While we need more of such roads, there is need to attend to the bad ones which have made cruising around the capital city unpalatable. The good thing is that anyone who because of what we call eye service disputes what I’m saying will have to go through those roads and experience what others are experiencing.

It is possible that the governor won’t know about some of these roads as he doesn’t use them, but this is where all those PAs, SAs and SSAs, have to assist the governor by being his eyes and ears if they really love him and are desirous of earning their pay.

It is still seven good months to the end of this government. I don’t want to think that all attention is now on pulling out. There is still work to do until the last day. Who says fresh contracts for roads cannot be awarded? Government is a continuum and whoever comes in will have to start from what he sees but it will be a good idea not to overload the person with much to do in terms of fixing terrible roads.

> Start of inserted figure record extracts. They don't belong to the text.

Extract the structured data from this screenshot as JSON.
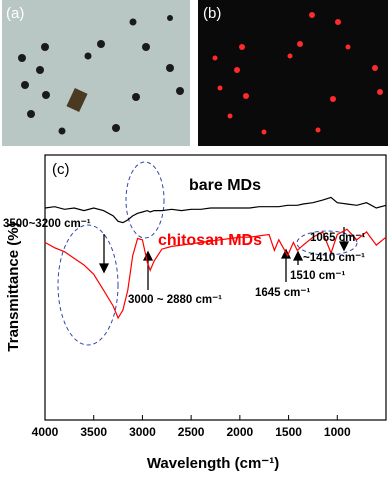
{
  "chart_data": {
    "type": "line",
    "panel_labels": [
      "(a)",
      "(b)",
      "(c)"
    ],
    "xlabel": "Wavelength (cm⁻¹)",
    "ylabel": "Transmittance (%)",
    "x": [
      4000,
      3900,
      3800,
      3700,
      3600,
      3500,
      3400,
      3300,
      3250,
      3200,
      3150,
      3100,
      3050,
      3000,
      2950,
      2920,
      2880,
      2800,
      2700,
      2600,
      2500,
      2400,
      2300,
      2200,
      2100,
      2000,
      1900,
      1800,
      1700,
      1645,
      1600,
      1510,
      1450,
      1410,
      1350,
      1250,
      1150,
      1065,
      1000,
      900,
      800,
      700,
      600,
      500
    ],
    "series": [
      {
        "name": "bare MDs",
        "color": "#000000",
        "values": [
          80,
          80.5,
          79.5,
          80,
          79,
          80,
          79,
          77,
          75,
          74.5,
          75.5,
          77,
          78,
          78.5,
          79,
          78.5,
          79,
          79,
          79.5,
          79,
          79.5,
          79.5,
          80,
          80,
          80,
          80,
          80,
          80.5,
          80.5,
          80.5,
          80.5,
          81,
          81,
          81,
          81.5,
          82,
          83,
          84,
          82,
          81.5,
          81,
          82,
          80,
          81
        ]
      },
      {
        "name": "chitosan MDs",
        "color": "#ff0000",
        "values": [
          67,
          65,
          63.5,
          61,
          58.5,
          55,
          49,
          43,
          38.5,
          41.5,
          49,
          62,
          68.5,
          68,
          59.5,
          56.5,
          60,
          64.5,
          65.5,
          66,
          66.5,
          67,
          67.5,
          68,
          68.5,
          69,
          69,
          69.5,
          70,
          64,
          68,
          62,
          67,
          64,
          66,
          69,
          71,
          63,
          70,
          72,
          68,
          71,
          66,
          69
        ]
      }
    ],
    "annotations": [
      "3500~3200 cm⁻¹",
      "3000 ~ 2880 cm⁻¹",
      "1645 cm⁻¹",
      "1510 cm⁻¹",
      "~1410 cm⁻¹",
      "1065 cm⁻¹"
    ],
    "xlim": [
      4000,
      500
    ],
    "xticks": [
      4000,
      3500,
      3000,
      2500,
      2000,
      1500,
      1000
    ],
    "ylim": [
      0,
      100
    ]
  }
}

The state cannot and should not be made to stand still from now to March 17 next year. I don’t know the plans of the government but I’m only talking based on what I see today and what I see is not palatable at all. The airport is ok but should not take up money for other populist projects. Our roads need a state of emergency, if I may say so.

Too many bumps can kill

Has anyone noticed that virtually all the roads in the state that pass through communities have bumps all over? Sometimes these bumps are put without warning signs and this causes accidents. I know the reason for such bumps is also to prevent accidents caused by speeding drivers but the bumps should not be put up indiscriminately, especially on major roads. What happens now is that some people just wake up and erect bumps in the morning and those returning at night, unaware of what has taken place, fall victim.

This is where government’s intervention is needed. I thought it was the local governments that should approve such bumps in communities to avoid such being indiscriminately erected. Sometimes the bumps are too close to one another that you wonder if those behind them understand what they’re doing. This has got to be moderated or else it becomes ridiculous.

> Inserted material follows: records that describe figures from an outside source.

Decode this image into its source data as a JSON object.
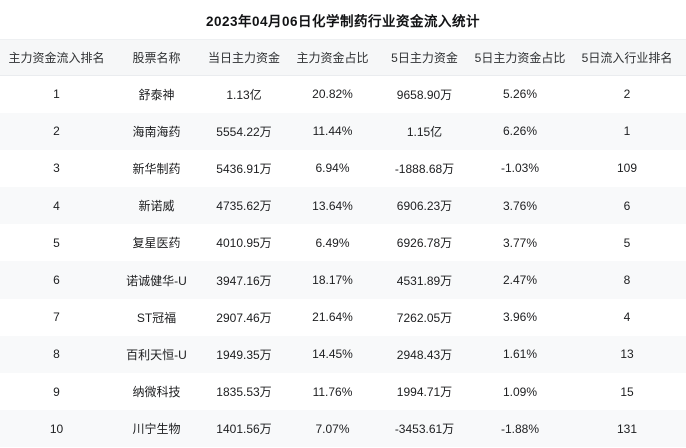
{
  "page": {
    "title": "2023年04月06日化学制药行业资金流入统计"
  },
  "colors": {
    "header_row_bg": "#f6f7f8",
    "even_row_bg": "#f8f9fa",
    "odd_row_bg": "#ffffff",
    "text": "#1c1d1f"
  },
  "table": {
    "columns": [
      "主力资金流入排名",
      "股票名称",
      "当日主力资金",
      "主力资金占比",
      "5日主力资金",
      "5日主力资金占比",
      "5日流入行业排名"
    ],
    "rows": [
      [
        "1",
        "舒泰神",
        "1.13亿",
        "20.82%",
        "9658.90万",
        "5.26%",
        "2"
      ],
      [
        "2",
        "海南海药",
        "5554.22万",
        "11.44%",
        "1.15亿",
        "6.26%",
        "1"
      ],
      [
        "3",
        "新华制药",
        "5436.91万",
        "6.94%",
        "-1888.68万",
        "-1.03%",
        "109"
      ],
      [
        "4",
        "新诺威",
        "4735.62万",
        "13.64%",
        "6906.23万",
        "3.76%",
        "6"
      ],
      [
        "5",
        "复星医药",
        "4010.95万",
        "6.49%",
        "6926.78万",
        "3.77%",
        "5"
      ],
      [
        "6",
        "诺诚健华-U",
        "3947.16万",
        "18.17%",
        "4531.89万",
        "2.47%",
        "8"
      ],
      [
        "7",
        "ST冠福",
        "2907.46万",
        "21.64%",
        "7262.05万",
        "3.96%",
        "4"
      ],
      [
        "8",
        "百利天恒-U",
        "1949.35万",
        "14.45%",
        "2948.43万",
        "1.61%",
        "13"
      ],
      [
        "9",
        "纳微科技",
        "1835.53万",
        "11.76%",
        "1994.71万",
        "1.09%",
        "15"
      ],
      [
        "10",
        "川宁生物",
        "1401.56万",
        "7.07%",
        "-3453.61万",
        "-1.88%",
        "131"
      ]
    ]
  },
  "chart_data": {
    "type": "table",
    "title": "2023年04月06日化学制药行业资金流入统计",
    "columns": [
      "主力资金流入排名",
      "股票名称",
      "当日主力资金",
      "主力资金占比",
      "5日主力资金",
      "5日主力资金占比",
      "5日流入行业排名"
    ],
    "rows": [
      {
        "rank": 1,
        "stock": "舒泰神",
        "main_fund_today": "1.13亿",
        "main_fund_pct": "20.82%",
        "main_fund_5d": "9658.90万",
        "main_fund_5d_pct": "5.26%",
        "industry_rank_5d": 2
      },
      {
        "rank": 2,
        "stock": "海南海药",
        "main_fund_today": "5554.22万",
        "main_fund_pct": "11.44%",
        "main_fund_5d": "1.15亿",
        "main_fund_5d_pct": "6.26%",
        "industry_rank_5d": 1
      },
      {
        "rank": 3,
        "stock": "新华制药",
        "main_fund_today": "5436.91万",
        "main_fund_pct": "6.94%",
        "main_fund_5d": "-1888.68万",
        "main_fund_5d_pct": "-1.03%",
        "industry_rank_5d": 109
      },
      {
        "rank": 4,
        "stock": "新诺威",
        "main_fund_today": "4735.62万",
        "main_fund_pct": "13.64%",
        "main_fund_5d": "6906.23万",
        "main_fund_5d_pct": "3.76%",
        "industry_rank_5d": 6
      },
      {
        "rank": 5,
        "stock": "复星医药",
        "main_fund_today": "4010.95万",
        "main_fund_pct": "6.49%",
        "main_fund_5d": "6926.78万",
        "main_fund_5d_pct": "3.77%",
        "industry_rank_5d": 5
      },
      {
        "rank": 6,
        "stock": "诺诚健华-U",
        "main_fund_today": "3947.16万",
        "main_fund_pct": "18.17%",
        "main_fund_5d": "4531.89万",
        "main_fund_5d_pct": "2.47%",
        "industry_rank_5d": 8
      },
      {
        "rank": 7,
        "stock": "ST冠福",
        "main_fund_today": "2907.46万",
        "main_fund_pct": "21.64%",
        "main_fund_5d": "7262.05万",
        "main_fund_5d_pct": "3.96%",
        "industry_rank_5d": 4
      },
      {
        "rank": 8,
        "stock": "百利天恒-U",
        "main_fund_today": "1949.35万",
        "main_fund_pct": "14.45%",
        "main_fund_5d": "2948.43万",
        "main_fund_5d_pct": "1.61%",
        "industry_rank_5d": 13
      },
      {
        "rank": 9,
        "stock": "纳微科技",
        "main_fund_today": "1835.53万",
        "main_fund_pct": "11.76%",
        "main_fund_5d": "1994.71万",
        "main_fund_5d_pct": "1.09%",
        "industry_rank_5d": 15
      },
      {
        "rank": 10,
        "stock": "川宁生物",
        "main_fund_today": "1401.56万",
        "main_fund_pct": "7.07%",
        "main_fund_5d": "-3453.61万",
        "main_fund_5d_pct": "-1.88%",
        "industry_rank_5d": 131
      }
    ]
  }
}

Another look at street names

Ordinarily, government should be taking care of roads in the streets and their rehabilitation but not entirely so anymore. These days people living in such places are saddled with the task of carrying out the rehabilitation of their roads.

This is more so in communities where some people are known to do that on their own or in groups. But these days, many of these roads or streets have been named after the rich who often leave these roads to go bad. One then wonders why they bothered to have the roads or streets named after them.

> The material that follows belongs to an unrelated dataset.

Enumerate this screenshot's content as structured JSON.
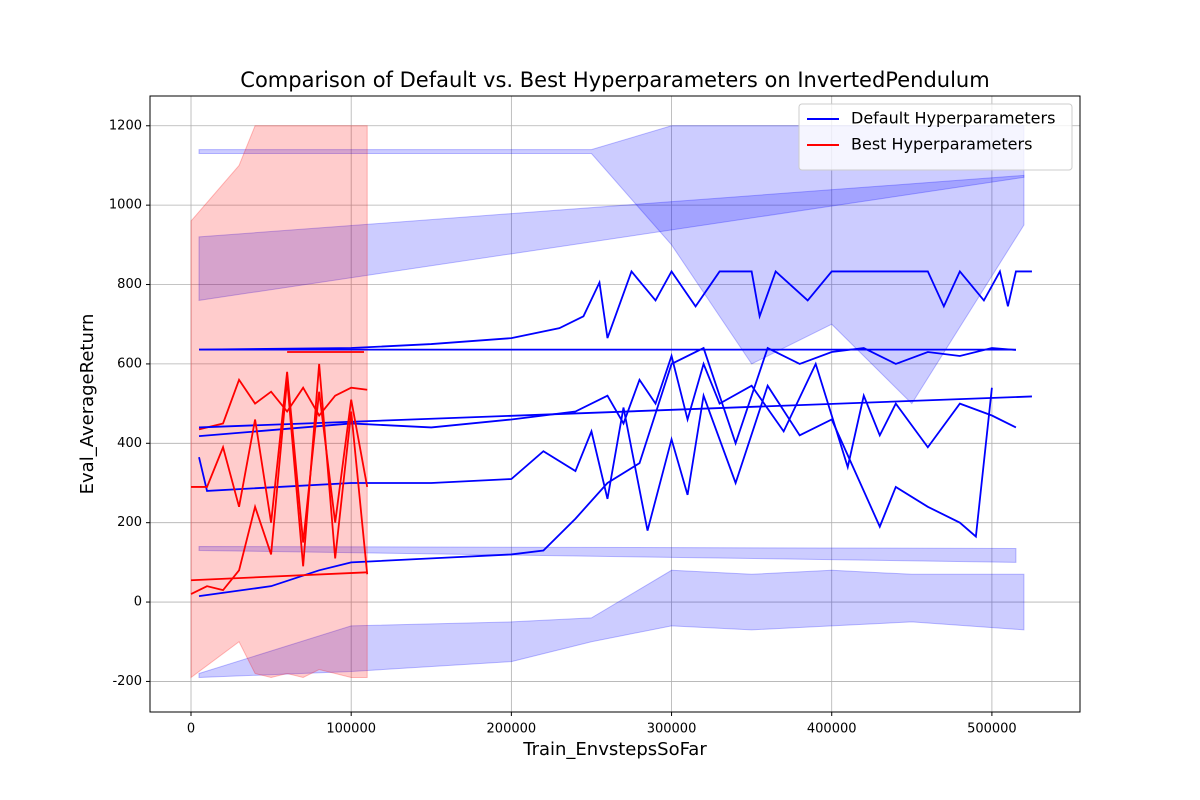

One would think that, having bought the roads or streets from the local government authorities, part of the deal should have been that such people should be maintaining such roads/streets. You cannot expect me to expend energy or resources fixing or patching my street if it bears someone’s name.

Since government has ceased to care about such local roads/streets, I thought it would have been easier and better for them to compel those seeking to have such named after them to be taking care of the roads/streets.

I don’t think anyone can complain too much if given such a proposition; after all, publicity comes at a premium. This will help the government in taking care of some of their responsibilities too and also satisfy those in those places whose streets or roads have been named after individuals. I really cannot see the reason why anyone will press for a street/road to be named after them only to expect others in the area to be maintaining them for them. It just doesn’t add up, I tell you.

Evacuation of Anambra students in Jos, good move by Obiano

I was mighty pleased when I read the arrangement by the Anambra State Government to evacuate students of Anambra origin from the University of Jos, following the crisis in the state which prompted the closure of the university.

The state government is partnering with a renowned transport company, GUO, to bring the students back home. That’s an appropriate way to respond to an emergency and shows a government that cares and is responsive.

I give kudos to the state government for this initiative. It was well thought out indeed and I wish all the returning students a safe journey home.